Some commands will always finish in bounded time once accepted, others
may not, and whether they do may depend on the commands currently in
flight.

Commands that can always start and always terminate in bounded time are
no problem.

All the other commands have to become "job-starting": the QMP command
kicks off a "job", which runs concurrently with the QMP monitor for some
(possibly unbounded) time, then finishes.  Jobs can be examined (say to
monitor progress, if the job supports that) and controlled (say to
cancel, if the job supports that).

A few commands are already job-starting: migrate, the block job family,
dump-guest-memory with detach=true.  Whether they're already hang-free I
can't say; they could do risky work in their synchronous part.

Many commands that can hang are not job-starting.

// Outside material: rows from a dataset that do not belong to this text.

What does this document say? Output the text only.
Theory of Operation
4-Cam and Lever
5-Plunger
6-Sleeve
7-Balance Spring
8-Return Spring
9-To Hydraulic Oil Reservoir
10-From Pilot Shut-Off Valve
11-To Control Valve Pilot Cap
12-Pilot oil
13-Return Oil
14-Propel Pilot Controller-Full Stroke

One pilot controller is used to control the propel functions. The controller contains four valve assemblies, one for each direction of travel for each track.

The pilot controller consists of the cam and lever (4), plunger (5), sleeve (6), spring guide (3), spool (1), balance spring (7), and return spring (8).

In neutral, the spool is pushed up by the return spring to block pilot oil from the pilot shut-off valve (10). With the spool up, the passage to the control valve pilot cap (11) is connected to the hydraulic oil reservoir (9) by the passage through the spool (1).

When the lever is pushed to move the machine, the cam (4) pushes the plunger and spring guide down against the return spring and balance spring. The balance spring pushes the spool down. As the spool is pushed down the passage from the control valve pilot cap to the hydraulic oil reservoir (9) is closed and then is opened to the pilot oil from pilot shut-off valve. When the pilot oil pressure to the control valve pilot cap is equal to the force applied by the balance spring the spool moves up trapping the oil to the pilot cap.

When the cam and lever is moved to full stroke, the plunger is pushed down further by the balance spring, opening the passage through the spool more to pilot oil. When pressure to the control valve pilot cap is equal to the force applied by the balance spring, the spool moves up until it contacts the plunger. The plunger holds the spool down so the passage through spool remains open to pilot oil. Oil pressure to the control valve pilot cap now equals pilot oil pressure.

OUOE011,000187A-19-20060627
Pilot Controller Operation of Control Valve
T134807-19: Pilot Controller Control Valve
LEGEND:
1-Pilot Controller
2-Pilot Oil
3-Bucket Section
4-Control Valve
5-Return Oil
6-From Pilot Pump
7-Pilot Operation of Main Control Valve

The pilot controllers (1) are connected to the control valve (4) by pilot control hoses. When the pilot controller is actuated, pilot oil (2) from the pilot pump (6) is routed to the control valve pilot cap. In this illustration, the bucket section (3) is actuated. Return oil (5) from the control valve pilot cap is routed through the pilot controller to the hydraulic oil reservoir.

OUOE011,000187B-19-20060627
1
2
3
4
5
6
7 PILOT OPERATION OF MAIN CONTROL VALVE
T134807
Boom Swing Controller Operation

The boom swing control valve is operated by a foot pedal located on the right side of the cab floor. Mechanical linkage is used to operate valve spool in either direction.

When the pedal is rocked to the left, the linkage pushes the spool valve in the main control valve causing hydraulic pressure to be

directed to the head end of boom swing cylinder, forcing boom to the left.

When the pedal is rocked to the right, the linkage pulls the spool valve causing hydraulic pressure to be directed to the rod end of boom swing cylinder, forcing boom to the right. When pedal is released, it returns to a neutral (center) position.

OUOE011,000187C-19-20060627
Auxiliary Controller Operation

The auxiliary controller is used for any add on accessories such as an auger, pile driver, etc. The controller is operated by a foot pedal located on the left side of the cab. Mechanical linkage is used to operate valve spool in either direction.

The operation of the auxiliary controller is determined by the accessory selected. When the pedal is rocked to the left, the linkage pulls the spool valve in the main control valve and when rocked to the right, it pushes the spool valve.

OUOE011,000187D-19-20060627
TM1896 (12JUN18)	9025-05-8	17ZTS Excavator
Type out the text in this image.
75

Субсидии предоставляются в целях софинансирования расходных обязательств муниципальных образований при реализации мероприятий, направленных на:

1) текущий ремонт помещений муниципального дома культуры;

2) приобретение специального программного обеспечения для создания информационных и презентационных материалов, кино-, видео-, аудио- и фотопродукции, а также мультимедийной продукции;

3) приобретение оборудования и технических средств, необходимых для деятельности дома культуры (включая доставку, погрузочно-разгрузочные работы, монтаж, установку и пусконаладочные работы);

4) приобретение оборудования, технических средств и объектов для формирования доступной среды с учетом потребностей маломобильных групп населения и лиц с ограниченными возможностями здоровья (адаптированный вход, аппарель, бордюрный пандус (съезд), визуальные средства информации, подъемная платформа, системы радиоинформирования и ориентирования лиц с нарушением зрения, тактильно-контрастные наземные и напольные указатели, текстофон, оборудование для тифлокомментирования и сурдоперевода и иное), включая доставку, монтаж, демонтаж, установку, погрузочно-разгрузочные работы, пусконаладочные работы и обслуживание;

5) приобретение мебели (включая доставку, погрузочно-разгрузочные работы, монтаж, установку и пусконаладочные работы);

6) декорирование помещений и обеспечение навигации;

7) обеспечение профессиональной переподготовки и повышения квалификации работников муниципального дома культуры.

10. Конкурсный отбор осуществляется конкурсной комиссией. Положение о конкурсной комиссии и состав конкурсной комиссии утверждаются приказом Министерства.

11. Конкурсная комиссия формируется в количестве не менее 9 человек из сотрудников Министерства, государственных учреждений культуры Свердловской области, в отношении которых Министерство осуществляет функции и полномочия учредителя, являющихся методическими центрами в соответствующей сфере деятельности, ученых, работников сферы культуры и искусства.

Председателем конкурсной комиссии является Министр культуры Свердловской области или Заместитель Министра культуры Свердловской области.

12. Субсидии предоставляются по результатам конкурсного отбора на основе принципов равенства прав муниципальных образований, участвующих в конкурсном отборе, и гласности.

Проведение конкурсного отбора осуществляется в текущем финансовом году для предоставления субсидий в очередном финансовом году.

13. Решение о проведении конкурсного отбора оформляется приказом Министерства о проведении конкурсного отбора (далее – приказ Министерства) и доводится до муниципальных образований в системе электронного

Changing a command from "do the job" to "merely start the job" is a
compatibility break.

We could make the change opt-in to preserve compatibility.  But is
preserving a compatible QMP monitor that is prone to hang wortwhile?

If no, we may choose to use the resulting compatibility break to also
switch the packaging of jobs from the current "synchronous command +
broadcast message when done" to some variation of asynchronous command.
But that should be discussed in a separate thread, and only after we
know how we plan to ensure monitor availability.